“IF YOU DON’T HAVE IT IN WRITING, YOU DON’T HAVE IT”. So read the nicely embroidered sampler in the expensive frame alone on the wall behind and above the general contractor who I was meeting for the first time. We had talked on the phone. I had also met his general foreman. Before meeting him, I had even done the interior carpentry on forty-four of his apartments yet I had nothing in writing. While I sat, he went on about all the work he had lined up for the coming year. It seems like all I could think about was that I had nothing in writing. In addition, I knew nothing about getting anything in writing. Consequently, I investigated and studied what construction contract protections would be needed once I decided to put something in writing.
After that initial meeting and resulting contract self-education, I always prepared sub contract proposals. The proposals contained a price per square foot and/or a price per component. I also referenced the subdivision. Over the years my clientele increased and differences in how new clients managed their construction became evident. I realized that much more detail was needed in my proposals. Job site condition upon arrival, job site condition at completion, daily cleanup required clarification. In addition, material handling, material storage, material shortages, finish schedules, deadlines needed the agreement. Finally, electrical supply, toilet facilities, parking, access, pay schedules, blueprint references, blueprint changes all became items of my proposals.
From 1974 to 1978 I sometimes worked for a wage and at other times subcontracted carpentry, any sub contract agreement was probably verbal. After the 1978 meeting described above, I used increasingly defined proposals to state my intentions and expectations per job. In 1993 I transitioned to construction management. Then I encountered a contractor issued sub contract agreement for the first time. I was the person that wrote it.
Construction Contract Protections – Whose Agreement To Use?

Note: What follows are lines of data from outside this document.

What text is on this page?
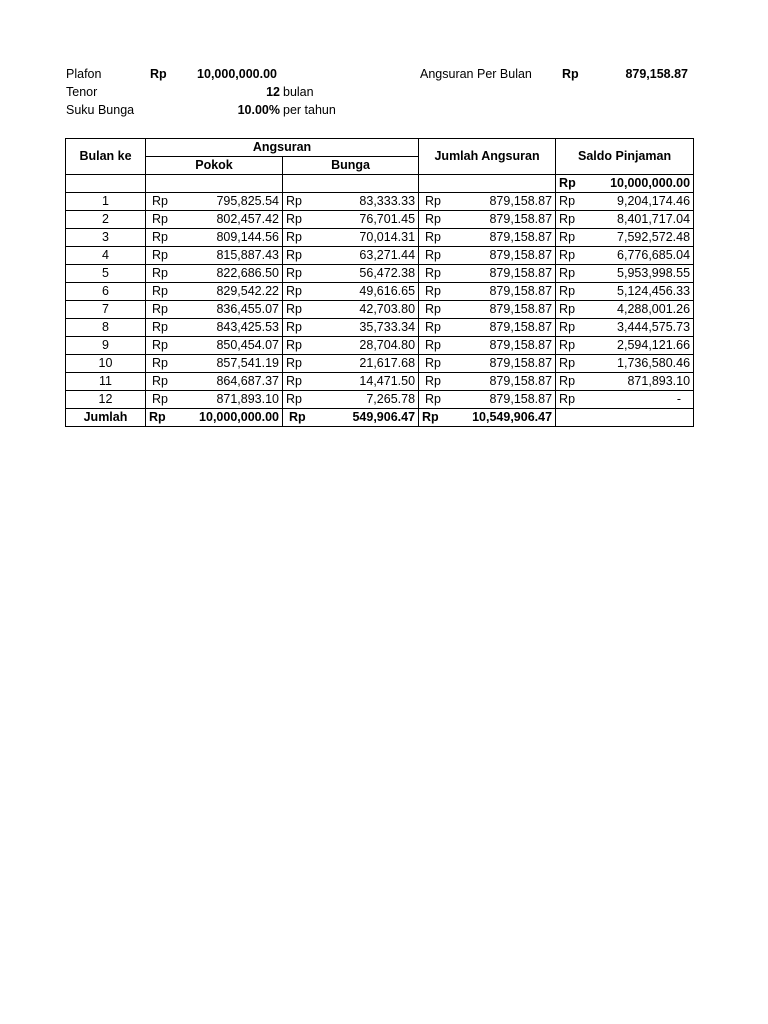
Plafon	Rp	10,000,000.00	Angsuran Per Bulan Rp	879,158.87
Tenor	12 bulan
Suku Bunga	10.00% per tahun
Bulan ke	Angsuran				Jumlah Angsuran		Saldo Pinjaman	
	Pokok		Bunga					
							Rp	10,000,000.00
1	Rp	795,825.54	Rp	83,333.33	Rp	879,158.87	Rp	9,204,174.46
2	Rp	802,457.42	Rp	76,701.45	Rp	879,158.87	Rp	8,401,717.04
3	Rp	809,144.56	Rp	70,014.31	Rp	879,158.87	Rp	7,592,572.48
4	Rp	815,887.43	Rp	63,271.44	Rp	879,158.87	Rp	6,776,685.04
5	Rp	822,686.50	Rp	56,472.38	Rp	879,158.87	Rp	5,953,998.55
6	Rp	829,542.22	Rp	49,616.65	Rp	879,158.87	Rp	5,124,456.33
7	Rp	836,455.07	Rp	42,703.80	Rp	879,158.87	Rp	4,288,001.26
8	Rp	843,425.53	Rp	35,733.34	Rp	879,158.87	Rp	3,444,575.73
9	Rp	850,454.07	Rp	28,704.80	Rp	879,158.87	Rp	2,594,121.66
10	Rp	857,541.19	Rp	21,617.68	Rp	879,158.87	Rp	1,736,580.46
11	Rp	864,687.37	Rp	14,471.50	Rp	879,158.87	Rp	871,893.10
12	Rp	871,893.10	Rp	7,265.78	Rp	879,158.87	Rp	-
Jumlah	Rp	10,000,000.00	Rp	549,906.47	Rp	10,549,906.47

It became increasingly strange to me over the years that my proposals dictated what I did on general contractors’ jobs. It seemed to me that the GC would want to dictate activites on their job sites and throughout the construction process. To be safe and to avoid delays, confusion, and controversy, a good contract addresses many points. Date of contract, contractor contact information, subcontractor contact information, project name, and owner all require a place in the contract. Address dated plans and specifications, contract amount, scope and detailed descriptions of work, change order procedure, draw procedure, payment schedules. In addition, insurance (types and limits) requirements, subcontractor suppliers and tiered subcontractors, construction schedule, job site duties, on-site subcontractor supervision, prohibitions, code compliance, OSHA, job site compliance, quality of work, acceptance of work, warranty, termination of subcontract, indemnity, attorneys’ fees among other things require up front understanding.
Construction Contract Protections – Resources
You can create your own document. MS Word offers examples. A Google search for “construction contract templates” gives many choices. To be safe you might want your attorney to review any contract document.